Очевидно, что параллельная тревога, возникающая в семьях по поводу дочерей, была гораздо менее определенной в том, что касалось ее предмета, и никогда не формулировалась прямо, и тем не менее недооценить ее значение нельзя. Именно она позволяет объяснить в том числе проявляемую к тогдашнему женскому субъекту непререкаемую отцовскую строгость, носившую характер не столько дисциплинирующей жестокости, как в случае детей мужского пола, сколько в виде проявляемого отцами плохо скрываемого отвращения в случае любого непорядка, связанного с функционированием влечений дочери. Фрейд неоднократно регистрировал это отвращение со отцовской стороны, адресованное подозреваемой гомосексуальности дочери, хотя в обоих известных случаях (Доры и т. н. гомосексуальной пациентки) гомосексуальность может быть поставлена под сомнение не потому, что девушки оказались скрыто гетеросексуальными (на что рассчитывал и сам Фрейд), сколько по причине явного прохождения их состояния через описанную процедуру породнения, предполагавшего не столько однозначно лесбийский выбор, сколько поиск союзничества с другой женщиной поверх и в том числе помимо сексуального вопроса. Если гомосексуальная пациентка, с наслаждением изображавшая средневекового пажа своей пассии, традиционно причастилась практике этого союзничества через литературу, Дора совершила то же самое через живопись.

Точно так же очевидно, что именно отвращения сегодня обречены удостоиться – и при случае удостаиваются – вышеупомянутые литературные fanfictions, вторичные литературные сочинения юных девушек, не только потому, что они опираются на псевдогомосексуальную мужскую тематику, но и в силу самого характера письма, содержащего множество сентиментальных или забавных деталей, кодовых для самой писательницы и ее подруг, но для взрослых мужчин, в том числе гомосексуальных, нередко кажущихся нарочитыми, неправдоподобными или просто дурновкусными.

В любом случае, независимо от объяснения, испытываемое отвращение, по всей видимости, является гневной и бессильной отцовской реакций на тот факт, что женщина – и в особенности молодая девушка – в своем фантазме оказывается породнена с какими-то иными, не представленными в традиционных отношениях родства позициями.

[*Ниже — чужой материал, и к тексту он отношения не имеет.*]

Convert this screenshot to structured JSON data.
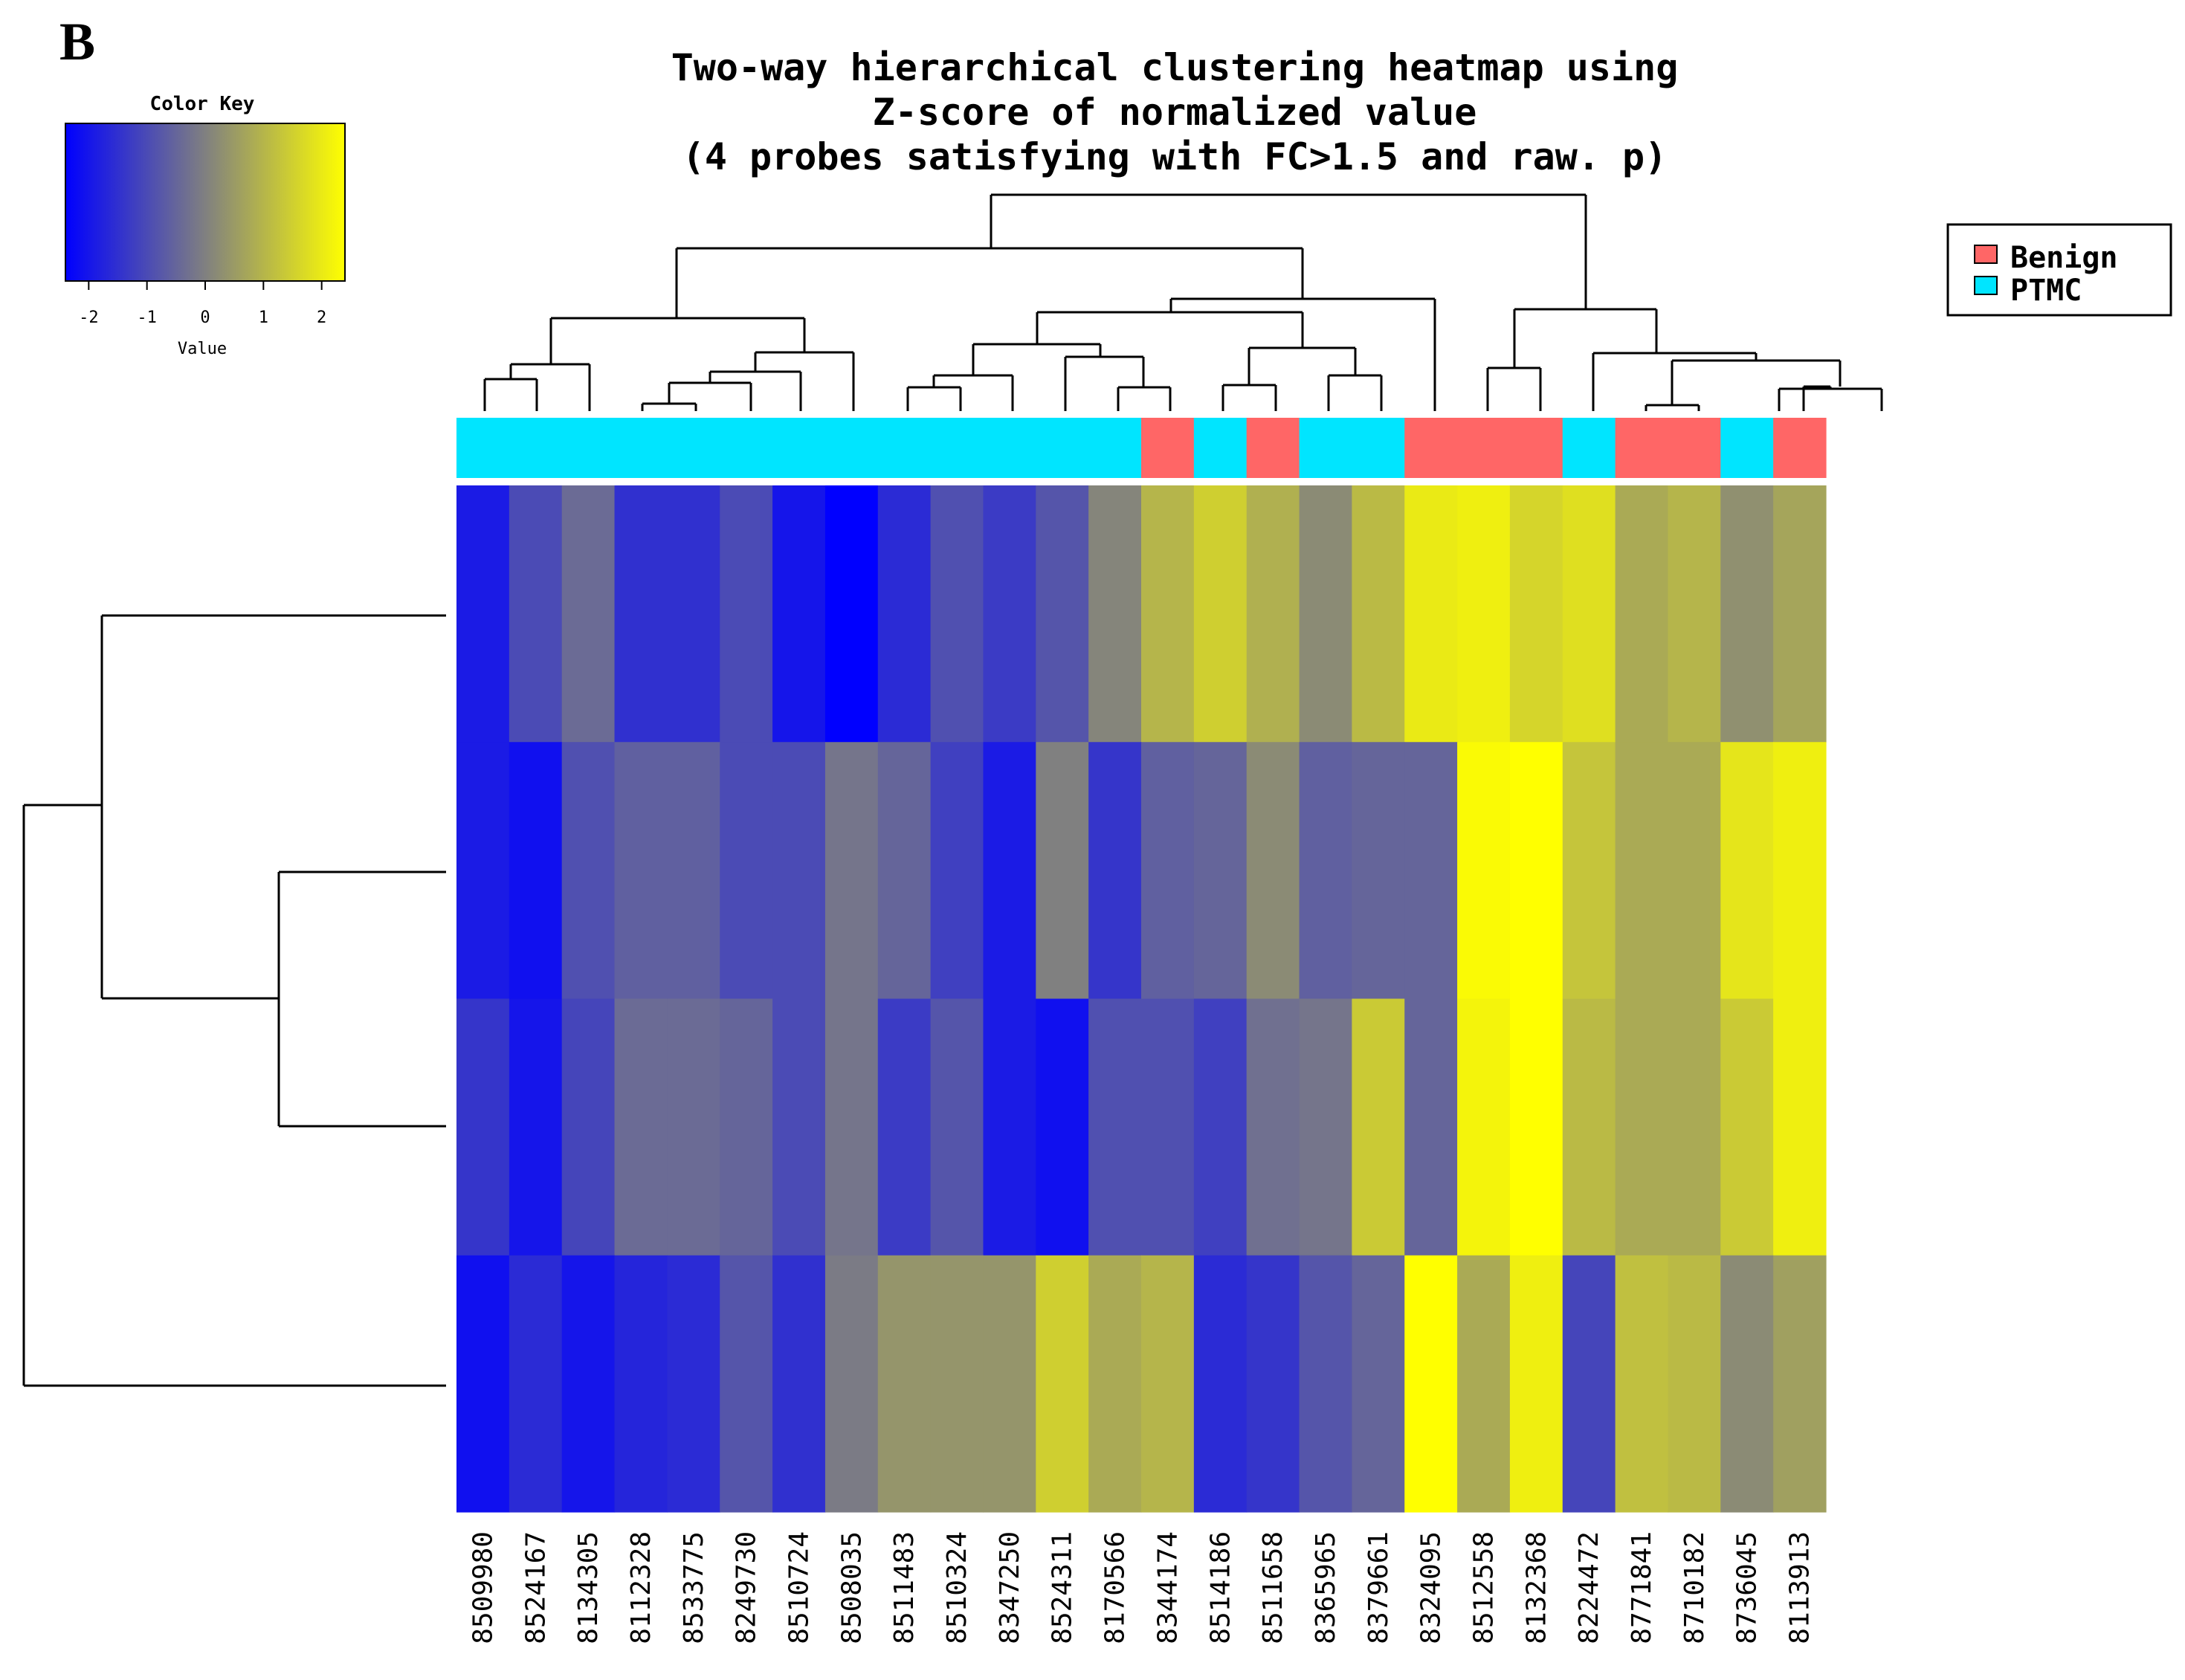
{
  "panel_label": "B",
  "chart_data": {
    "type": "heatmap",
    "title": [
      "Two-way hierarchical clustering heatmap using",
      "Z-score of normalized value",
      "(4 probes satisfying with FC>1.5 and raw. p)"
    ],
    "color_key": {
      "title": "Color Key",
      "xlabel": "Value",
      "ticks": [
        "-2",
        "-1",
        "0",
        "1",
        "2"
      ],
      "range": [
        -2.4,
        2.4
      ],
      "low_color": "#0000ff",
      "mid_color": "#808080",
      "high_color": "#ffff00"
    },
    "legend": [
      {
        "label": "Benign",
        "color": "#ff6666"
      },
      {
        "label": "PTMC",
        "color": "#00e5ff"
      }
    ],
    "columns": [
      "8509980",
      "8524167",
      "8134305",
      "8112328",
      "8533775",
      "8249730",
      "8510724",
      "8508035",
      "8511483",
      "8510324",
      "8347250",
      "8524311",
      "8170566",
      "8344174",
      "8514186",
      "8511658",
      "8365965",
      "8379661",
      "8324095",
      "8512558",
      "8132368",
      "8224472",
      "8771841",
      "8710182",
      "8736045",
      "8113913"
    ],
    "groups": [
      "PTMC",
      "PTMC",
      "PTMC",
      "PTMC",
      "PTMC",
      "PTMC",
      "PTMC",
      "PTMC",
      "PTMC",
      "PTMC",
      "PTMC",
      "PTMC",
      "PTMC",
      "Benign",
      "PTMC",
      "Benign",
      "PTMC",
      "PTMC",
      "Benign",
      "Benign",
      "Benign",
      "PTMC",
      "Benign",
      "Benign",
      "PTMC",
      "Benign"
    ],
    "rows": 4,
    "values": [
      [
        -1.9,
        -1.0,
        -0.4,
        -1.5,
        -1.5,
        -1.0,
        -2.0,
        -2.4,
        -1.6,
        -0.9,
        -1.3,
        -0.8,
        0.1,
        1.0,
        1.5,
        0.9,
        0.2,
        1.1,
        2.0,
        2.1,
        1.6,
        1.8,
        0.8,
        1.0,
        0.3,
        0.7
      ],
      [
        -1.9,
        -2.1,
        -0.9,
        -0.6,
        -0.6,
        -1.0,
        -1.0,
        -0.2,
        -0.5,
        -1.2,
        -1.9,
        0.0,
        -1.4,
        -0.6,
        -0.5,
        0.2,
        -0.6,
        -0.5,
        -0.5,
        2.3,
        2.4,
        1.3,
        0.8,
        0.8,
        1.9,
        2.1
      ],
      [
        -1.4,
        -2.0,
        -1.1,
        -0.4,
        -0.4,
        -0.5,
        -1.0,
        -0.2,
        -1.3,
        -0.8,
        -1.9,
        -2.1,
        -0.9,
        -0.9,
        -1.2,
        -0.3,
        -0.2,
        1.4,
        -0.5,
        2.2,
        2.4,
        1.1,
        0.8,
        0.8,
        1.4,
        2.1
      ],
      [
        -2.1,
        -1.6,
        -2.0,
        -1.7,
        -1.6,
        -0.8,
        -1.5,
        -0.1,
        0.4,
        0.4,
        0.4,
        1.5,
        0.8,
        1.0,
        -1.6,
        -1.4,
        -0.8,
        -0.5,
        2.4,
        0.8,
        2.1,
        -1.1,
        1.2,
        1.1,
        0.2,
        0.6
      ]
    ]
  }
}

Именно это позволяет женскому субъекту совершать операции, остающиеся невозможными для носителя мужской сексуации, чья идентичность во многом зиждется на том, что уже имеющиеся позиции и типы родства он воспринимает, а после и воспроизводит в своей семье буквально, то есть женится, ждет (или нет) от жены ребенка, мирится (или нет) с существованием ее родителей и т. п. Для женского субъекта, напротив, вопрос родства является гораздо более запутанным, и достаточно малейшего толчка, колебания, чтобы эта запутанность взорвалась целым рядом последствий.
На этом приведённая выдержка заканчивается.